Other treatment results of interest included use of antigen loaded dendritic cell immunotherapy (e.g., Mylovenge: Abstract #713), Rituxan in myeloma (Abstract #704), Waldenstrom’s (Abstract #727), and the protesome inhibitor PS-341 (Abstract #2219). Two additional abstracts showed efficacy of Arsenic Trioxide (ATO: Trisenox), especially combined with ascorbic acid (Abstract #687) or alpha interferon (Abstract #412).

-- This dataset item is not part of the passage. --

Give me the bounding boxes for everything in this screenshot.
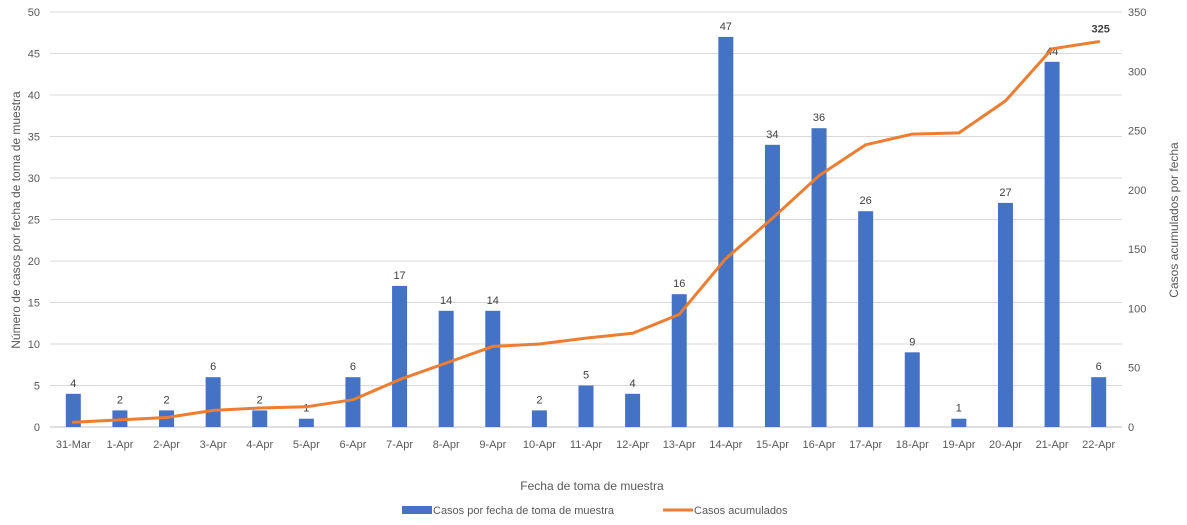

Although several groups reported possible early benefit with dendritic cell immuno-therapy, it should be noted that one group reported that dendritic cells from myeloma patients are defective and maybe do not have full immunotherapeutic potential (Joshua et. al., Abstract #695). Initial data with a new monoclonal antibody specific for myeloma (HM 1.24) were presented indicating synergistic efficacy combined with alpha interferon when tested in vitro against myeloma cell lines (Ozaki et. al., Japan, Abstract #3239). Phase I-II patient studies with this antibody are currently under way in the United Kingdom. Likewise, Phase II studies are now underway with ImiD, PS-341 and Arsenic Trioxide. In the next issue of Myeloma Today, there will be a more comprehensive review of ongoing clinical trials in myeloma.
ASH 2000 was a great opportunity to hear the latest in myeloma and realize how much progress is being made including the translation of promising research findings into new clinical trials.
Editor’s Note: The annual meeting of the American Society of Hematology (ASH) was held in San Francisco, California on December 1st - December 5th, 2000. Full abstracts were reported in Blood; Volume 96: 11, November 16, 2000.